Arie cleared her throat. Could she?

“Don’t forget,” he added. “If you work up to full time, after a year, you get three sick days and a week’s vacation. Also health insurance. It’s crappy, and the premiums are killing me, but still.”

Thank goodness. Death had benefits. 

Being a Donna Glaser fan, I was very excited to see she was starting a new series alongside her Letty Whittaker mysteries. I nominated A Scrying Shame for Kindle Press and was even more excited when they notified me that my ARC copy was available! I dug into it immediately and Arie (pronounced R.E.) had me hooked immediately. She’s one of those women who doesn’t have it all together, in fact, she has nothing together; after all returning from The Other Side takes a lot of recovery. Once she recovers from her assault Arie takes a job doing crime scene clean up. It is there that she discovers she picked up a new skill on the other side, scrying. I can’t say that I’ve ever heard of scrying before, but it was so fun to learn about it along with Arie, who, as you can imagine, was quite surprised when she discovered this new ability. When she’s faced with cleaning up a grisly murder, the dead start talking to her and the blood tells her things she doesn’t want to hear. Things like, she might be living amongst a murderer.

The story is fast paced, mysterious and at times laugh out loud funny. I love how even when Arie knows things really suck, she can still laugh at herself with her best friend Chandra. You run all the way to the end with Arie until she discovers the murderer and stuns you with the reasons why. The wild web Ms. Glaser wove lets the reader know there will be many more Arie books to come, and I, for one, can’t wait for Scry Me a River! After all, I have to know just what R.E. stands for and if it’s really as embarrassing as Arie wants us to believe.

I give A Scrying Shame 5 cups of Lord, I hope that's only coffee, coffee! 

About The Author

I'm a psychotherapist/office manager/writer, not always in that order. Some folks wonder why a therapist would gravitate toward writing mysteries. It's the people thing. Both of my passions deal with relationships and exploring the past
to gain a deeper understanding--and, perhaps, better control of--the present. My favorite quote is by Oscar Wilde: "The final mystery is oneself." It seems to cover facets of both my careers. So I stole it.

I'm also a wife and a mother of two beautiful children. Three, if you count the husband; usually I do.
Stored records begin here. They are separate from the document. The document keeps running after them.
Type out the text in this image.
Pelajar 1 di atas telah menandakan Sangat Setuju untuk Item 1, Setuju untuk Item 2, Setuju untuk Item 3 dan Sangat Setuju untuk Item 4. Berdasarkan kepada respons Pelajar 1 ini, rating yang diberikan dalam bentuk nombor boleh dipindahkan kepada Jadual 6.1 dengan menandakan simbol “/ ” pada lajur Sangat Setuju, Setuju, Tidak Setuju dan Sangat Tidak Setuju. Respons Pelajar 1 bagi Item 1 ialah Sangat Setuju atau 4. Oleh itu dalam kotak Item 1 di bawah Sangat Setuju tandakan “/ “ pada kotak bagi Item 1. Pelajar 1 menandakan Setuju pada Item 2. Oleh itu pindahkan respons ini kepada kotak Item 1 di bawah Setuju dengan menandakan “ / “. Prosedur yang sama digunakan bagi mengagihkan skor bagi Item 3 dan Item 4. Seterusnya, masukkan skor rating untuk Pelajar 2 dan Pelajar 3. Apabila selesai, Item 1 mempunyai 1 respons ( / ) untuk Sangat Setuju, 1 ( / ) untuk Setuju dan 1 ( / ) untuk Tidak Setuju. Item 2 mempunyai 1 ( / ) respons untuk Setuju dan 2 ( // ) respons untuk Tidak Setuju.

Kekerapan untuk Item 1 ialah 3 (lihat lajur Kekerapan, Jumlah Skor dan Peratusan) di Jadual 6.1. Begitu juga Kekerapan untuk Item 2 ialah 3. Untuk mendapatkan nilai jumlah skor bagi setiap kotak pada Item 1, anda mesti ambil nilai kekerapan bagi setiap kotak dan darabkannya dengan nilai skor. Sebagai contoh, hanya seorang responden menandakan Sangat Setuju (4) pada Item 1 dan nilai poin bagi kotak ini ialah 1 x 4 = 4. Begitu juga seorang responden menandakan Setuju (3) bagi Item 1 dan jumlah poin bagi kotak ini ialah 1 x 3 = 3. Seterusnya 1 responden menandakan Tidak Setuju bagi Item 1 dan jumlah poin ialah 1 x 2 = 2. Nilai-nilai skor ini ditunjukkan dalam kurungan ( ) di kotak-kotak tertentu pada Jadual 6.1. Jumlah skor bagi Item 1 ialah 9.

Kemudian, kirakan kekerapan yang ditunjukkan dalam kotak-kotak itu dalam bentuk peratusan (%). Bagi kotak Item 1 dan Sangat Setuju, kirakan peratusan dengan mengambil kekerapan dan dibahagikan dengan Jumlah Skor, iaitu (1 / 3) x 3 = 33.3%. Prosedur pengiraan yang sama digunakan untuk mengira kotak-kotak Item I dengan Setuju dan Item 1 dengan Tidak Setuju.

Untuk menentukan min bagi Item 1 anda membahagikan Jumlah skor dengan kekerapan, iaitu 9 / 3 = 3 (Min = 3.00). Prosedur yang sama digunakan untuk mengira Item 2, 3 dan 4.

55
We own and operate a residential construction company. He swings the hammer; I do the marketing, the paperwork, and deal with any overly emotional, what-do-you-mean-you-can't-put-roof-trusses-up-in-a-thunderstorm? clients. Strangely enough, I often come up with ideas for creative murders and hiding bodies during business hours. I mention this for no reason at all.

Currently I'm at work on the fifth Letty Whittaker 12-Step Mystery, THE LIES WE TELL and I'm plotting the second in the Blood Visions series, SCRY ME A RIVER. I'd love to hear from you! .

I'm hoping to earn enough money to provide orthodontics for my English bulldog, Belle.